Gonzales-Day coined the term “nevermade” to describe imagined historical documents that question who records history and whose stories are excluded. This concept anchors the exhibition, which spans seven thematic sections covering over thirty years of practice. It moves from early student works and experimental drawings to major series such as Erased Lynching, Searching for California Hang Trees, Profiled, Pandemic Portraits, and Decolonial Drawings.
In Erased Lynching and Searching for California Hang Trees, Gonzales-Day exposes the forgotten histories of racialised violence in the American West.
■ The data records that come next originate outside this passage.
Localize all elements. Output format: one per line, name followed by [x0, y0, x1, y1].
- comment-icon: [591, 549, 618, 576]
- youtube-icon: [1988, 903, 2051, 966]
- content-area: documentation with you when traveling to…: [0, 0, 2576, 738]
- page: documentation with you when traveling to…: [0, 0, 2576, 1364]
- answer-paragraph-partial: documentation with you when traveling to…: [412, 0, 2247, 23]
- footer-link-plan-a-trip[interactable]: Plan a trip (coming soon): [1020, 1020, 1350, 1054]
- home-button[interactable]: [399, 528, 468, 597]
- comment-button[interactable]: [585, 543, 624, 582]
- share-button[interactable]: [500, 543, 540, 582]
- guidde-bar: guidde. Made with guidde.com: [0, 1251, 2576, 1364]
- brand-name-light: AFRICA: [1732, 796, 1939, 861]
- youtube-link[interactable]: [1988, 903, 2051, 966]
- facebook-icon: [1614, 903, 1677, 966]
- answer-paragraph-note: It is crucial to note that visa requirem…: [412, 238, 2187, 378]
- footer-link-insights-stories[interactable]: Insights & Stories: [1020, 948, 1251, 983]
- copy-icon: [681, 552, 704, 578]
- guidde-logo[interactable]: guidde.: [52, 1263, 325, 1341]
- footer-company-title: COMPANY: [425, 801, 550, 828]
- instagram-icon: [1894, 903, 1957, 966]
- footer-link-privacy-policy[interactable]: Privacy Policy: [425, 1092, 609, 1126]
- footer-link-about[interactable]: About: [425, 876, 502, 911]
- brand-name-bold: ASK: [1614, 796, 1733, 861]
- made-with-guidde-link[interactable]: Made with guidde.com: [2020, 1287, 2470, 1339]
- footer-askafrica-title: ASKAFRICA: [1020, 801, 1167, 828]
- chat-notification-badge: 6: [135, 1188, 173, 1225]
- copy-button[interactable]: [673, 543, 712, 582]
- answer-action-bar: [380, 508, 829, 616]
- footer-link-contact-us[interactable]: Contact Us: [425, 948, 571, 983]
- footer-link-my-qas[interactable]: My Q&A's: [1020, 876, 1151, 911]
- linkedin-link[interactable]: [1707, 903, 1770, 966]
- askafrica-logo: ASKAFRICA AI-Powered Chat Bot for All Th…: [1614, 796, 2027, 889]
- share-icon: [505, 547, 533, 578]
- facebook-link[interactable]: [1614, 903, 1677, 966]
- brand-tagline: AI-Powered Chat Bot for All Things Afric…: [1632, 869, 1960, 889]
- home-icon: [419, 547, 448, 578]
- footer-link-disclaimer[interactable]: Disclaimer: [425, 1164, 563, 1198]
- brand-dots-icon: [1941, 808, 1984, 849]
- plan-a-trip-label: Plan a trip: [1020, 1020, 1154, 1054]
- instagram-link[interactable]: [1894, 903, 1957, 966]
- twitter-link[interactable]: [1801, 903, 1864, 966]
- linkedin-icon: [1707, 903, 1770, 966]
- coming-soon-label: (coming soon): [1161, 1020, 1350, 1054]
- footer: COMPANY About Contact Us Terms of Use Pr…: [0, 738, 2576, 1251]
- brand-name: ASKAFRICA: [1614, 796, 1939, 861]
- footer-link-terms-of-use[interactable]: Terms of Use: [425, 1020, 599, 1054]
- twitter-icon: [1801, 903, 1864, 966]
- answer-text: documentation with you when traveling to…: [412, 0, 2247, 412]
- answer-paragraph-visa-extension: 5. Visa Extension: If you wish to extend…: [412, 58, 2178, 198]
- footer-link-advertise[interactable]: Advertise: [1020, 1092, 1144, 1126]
By digitally removing victims from archival photographs, he shifts focus from spectacle to absence, inviting reflection on complicity and erasure. These haunting landscapes of empty trees and vacant crowds become both memorials and critical documents.
A section titled Collecting Race turns attention toward museum collections and their embedded hierarchies. In the Profiled series, Gonzales-Day re-arranges sculptural busts from major institutions to reveal how display systems have historically privileged whiteness. The resulting photographs reconfigure these objects into new visual orders that assert the shared humanity behind the artifice of racial categorisation.
Ken Gonzales-Day, The Wonder Gaze, Saint James Park (Lynching of Thomas Thurmond & John Holmes, Santa Rosa, 1933, 2006, from the Erased Lynching (2002–ongoing) series. Digital print on vinyl, ~2.4 x 5.8m. Courtesy of the artist.
Public and collaborative works, presented under Forging Communities, extend the artist’s inquiry into civic space. Projects such as Ferguson and Outdoor Museum place visual histories of race and representation in direct dialogue with contemporary urban audiences. Meanwhile, Pandemic Portraits and Memento Mori turn inward, capturing moments of vulnerability and trust that underscore his ongoing attention to empathy and care.
The exhibition culminates with recent series Another Land and Decolonial Drawings, which revisit early colonial landscapes and histories of representation. Here, Gonzales-Day’s mark-making becomes both critique and re-creation, redrawing boundaries between past and present, visibility and absence.
Curator Amelia Jones describes the exhibition as “a reflection on how the act of looking can itself become a reparative gesture.” Through decades of scholarship and creative production, Gonzales-Day has built a body of work that challenges the limits of representation while centring the humanity of those long excluded from historical visibility.
Accompanied by a fully illustrated catalogue published by Intellect and the University of Chicago Press, ‘History’s “Nevermade”’ situates Gonzales-Day among the most rigorous voices in American contemporary art. His practice insists that history is not static but continually rewritten through the images we choose to see and those we are compelled to confront.